Think of the worst babysitter you ever had. Did she try and tell you what to do all the time? Was she a total bitch? Was she not even slightly hot? Well, guess what? That’s what our government is acting like when it forces us to set our clocks and watches forward and backward whenever it feels like it. And I’m not just talking about the clocks and watches that are easily accessible. I’m talking about having to adjust the clocks in our cars and on our microwaves which often requires remembering where we put the manual or whether we threw it out. Google can sometimes help but not always which can mean a time-consuming and expensive trip to the dealership.
Or else it can mean having those clocks just be wrong for a long time until they are suddenly right again so that you have to always ask yourself, “is this clock wrong or right?” or put up a post-it which can make your car, in particular, look like a total shitbox.
How many patients die needlessly every year because a surgeon fails to arrive on time to perform a life-saving procedure thanks to Daylight Saving Time? It’s probably a lot. And I also bet it’s more than is being reported. Why? Because the government is doing the reporting and they’re too proud and arrogant to admit that Daylight Saving Time is a huge disaster.
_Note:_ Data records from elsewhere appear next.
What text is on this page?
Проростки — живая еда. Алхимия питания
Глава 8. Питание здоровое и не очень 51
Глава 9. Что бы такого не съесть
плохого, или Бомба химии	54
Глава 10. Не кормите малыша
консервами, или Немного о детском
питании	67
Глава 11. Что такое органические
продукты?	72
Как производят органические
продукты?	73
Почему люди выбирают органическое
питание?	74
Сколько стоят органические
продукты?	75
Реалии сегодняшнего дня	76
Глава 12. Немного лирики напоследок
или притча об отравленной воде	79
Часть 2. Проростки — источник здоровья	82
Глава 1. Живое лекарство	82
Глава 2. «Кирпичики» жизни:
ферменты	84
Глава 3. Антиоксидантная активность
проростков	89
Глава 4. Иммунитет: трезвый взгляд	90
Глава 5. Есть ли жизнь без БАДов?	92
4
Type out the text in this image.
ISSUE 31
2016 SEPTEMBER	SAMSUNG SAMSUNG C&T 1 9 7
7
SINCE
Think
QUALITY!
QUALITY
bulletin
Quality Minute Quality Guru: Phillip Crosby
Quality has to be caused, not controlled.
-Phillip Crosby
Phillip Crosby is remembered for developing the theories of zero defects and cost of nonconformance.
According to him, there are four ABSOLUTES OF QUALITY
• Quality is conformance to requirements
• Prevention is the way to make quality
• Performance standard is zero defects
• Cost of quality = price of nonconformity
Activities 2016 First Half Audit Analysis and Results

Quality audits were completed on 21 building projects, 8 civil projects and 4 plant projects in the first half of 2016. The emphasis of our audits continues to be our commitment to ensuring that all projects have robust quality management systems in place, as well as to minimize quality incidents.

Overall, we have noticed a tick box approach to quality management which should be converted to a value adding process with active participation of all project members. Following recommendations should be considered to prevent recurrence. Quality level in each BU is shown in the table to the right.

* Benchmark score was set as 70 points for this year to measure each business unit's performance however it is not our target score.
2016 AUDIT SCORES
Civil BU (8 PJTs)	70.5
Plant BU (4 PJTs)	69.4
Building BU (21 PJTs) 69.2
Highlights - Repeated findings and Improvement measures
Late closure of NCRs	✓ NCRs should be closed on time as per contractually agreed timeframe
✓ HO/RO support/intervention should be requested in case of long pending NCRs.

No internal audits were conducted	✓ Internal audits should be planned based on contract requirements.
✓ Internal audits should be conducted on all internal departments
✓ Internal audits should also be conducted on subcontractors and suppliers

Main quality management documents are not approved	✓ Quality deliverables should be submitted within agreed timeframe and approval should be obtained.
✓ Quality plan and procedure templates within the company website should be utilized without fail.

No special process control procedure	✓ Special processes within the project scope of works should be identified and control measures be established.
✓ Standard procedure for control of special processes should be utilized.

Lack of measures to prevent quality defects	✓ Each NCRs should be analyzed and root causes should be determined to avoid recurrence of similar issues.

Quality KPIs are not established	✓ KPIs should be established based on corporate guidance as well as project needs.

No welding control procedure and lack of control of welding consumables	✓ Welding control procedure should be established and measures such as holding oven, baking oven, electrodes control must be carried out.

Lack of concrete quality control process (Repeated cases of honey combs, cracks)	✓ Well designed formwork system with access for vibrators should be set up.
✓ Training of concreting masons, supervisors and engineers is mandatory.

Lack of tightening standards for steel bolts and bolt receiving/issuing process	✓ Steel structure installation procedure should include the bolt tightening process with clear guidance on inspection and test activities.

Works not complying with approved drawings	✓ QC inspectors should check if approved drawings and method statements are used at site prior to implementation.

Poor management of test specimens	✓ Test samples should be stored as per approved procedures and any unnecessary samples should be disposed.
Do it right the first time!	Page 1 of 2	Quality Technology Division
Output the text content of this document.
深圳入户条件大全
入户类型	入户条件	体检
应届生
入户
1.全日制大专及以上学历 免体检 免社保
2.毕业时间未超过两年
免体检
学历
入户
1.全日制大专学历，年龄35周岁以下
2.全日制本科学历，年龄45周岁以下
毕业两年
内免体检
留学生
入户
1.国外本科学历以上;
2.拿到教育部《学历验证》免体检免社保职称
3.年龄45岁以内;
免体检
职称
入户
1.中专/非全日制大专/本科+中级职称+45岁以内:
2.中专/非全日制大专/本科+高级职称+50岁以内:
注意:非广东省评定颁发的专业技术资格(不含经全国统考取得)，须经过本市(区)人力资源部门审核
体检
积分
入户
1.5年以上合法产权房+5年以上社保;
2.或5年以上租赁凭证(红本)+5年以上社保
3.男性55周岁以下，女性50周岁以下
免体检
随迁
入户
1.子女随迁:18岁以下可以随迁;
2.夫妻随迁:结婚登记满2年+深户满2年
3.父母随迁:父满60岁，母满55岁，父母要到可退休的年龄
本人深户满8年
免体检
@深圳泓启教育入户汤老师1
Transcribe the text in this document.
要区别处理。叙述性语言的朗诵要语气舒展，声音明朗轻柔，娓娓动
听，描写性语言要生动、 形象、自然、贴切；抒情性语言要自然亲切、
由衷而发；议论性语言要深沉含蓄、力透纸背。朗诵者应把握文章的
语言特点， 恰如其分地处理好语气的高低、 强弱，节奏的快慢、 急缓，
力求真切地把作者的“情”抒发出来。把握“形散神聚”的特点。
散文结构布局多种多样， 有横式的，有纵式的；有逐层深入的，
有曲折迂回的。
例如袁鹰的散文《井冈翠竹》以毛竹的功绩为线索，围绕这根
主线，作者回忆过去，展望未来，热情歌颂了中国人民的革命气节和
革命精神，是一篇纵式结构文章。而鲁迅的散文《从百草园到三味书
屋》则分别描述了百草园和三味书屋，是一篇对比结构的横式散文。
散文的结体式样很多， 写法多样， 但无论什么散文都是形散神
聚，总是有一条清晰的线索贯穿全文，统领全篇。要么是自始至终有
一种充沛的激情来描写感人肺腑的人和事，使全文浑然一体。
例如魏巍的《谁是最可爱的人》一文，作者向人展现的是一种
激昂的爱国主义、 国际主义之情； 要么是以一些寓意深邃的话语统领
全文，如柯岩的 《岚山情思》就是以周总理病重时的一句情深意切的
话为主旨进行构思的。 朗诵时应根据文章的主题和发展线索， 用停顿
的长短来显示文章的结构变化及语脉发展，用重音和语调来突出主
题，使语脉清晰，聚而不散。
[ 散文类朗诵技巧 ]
Other politicians are afraid to touch Daylight Saving Time. They say it’s too big and important. And they say that there are influential and well-funded special interest groups with a vested interest in the status quo. Well, Jonah Ryan, has never been afraid to take on either the big, important issues or the special interests.
Daylight Saving Time, the clock is ticking toward a time when you will soon be over. It is High Noon!
There’s an old saying that Washington, DC is a “land of a thousand experts.” Well, when it comes to school lunches, it seems like everyone is an expert! And they all have different opinions which are mostly that school lunches need to be more healthy.
But it seems like all these so-called “experts” forgot to ask the real experts: the children.
Here’s one thing I know from personal experience, the one way to absolutely guarantee that a kid won’t eat anything is to tell him that it’s good for him. French fries – hooray! Brussels sprouts – no way! Ice cream sandwiches – hooray! Radishes – no way! All that shit at 7-11 – hooray! Space food sticks – no way!
If we want kids to eat in school, why not let them decide what they want to eat? But you know what? We don’t need to let them decide because we know already. And it isn’t carrots, which just end up getting thrown in the garbage.
Let’s “get real” and start passing a few laws that make sense for a change! And let’s start with a law about getting rid of laws about healthy school lunches.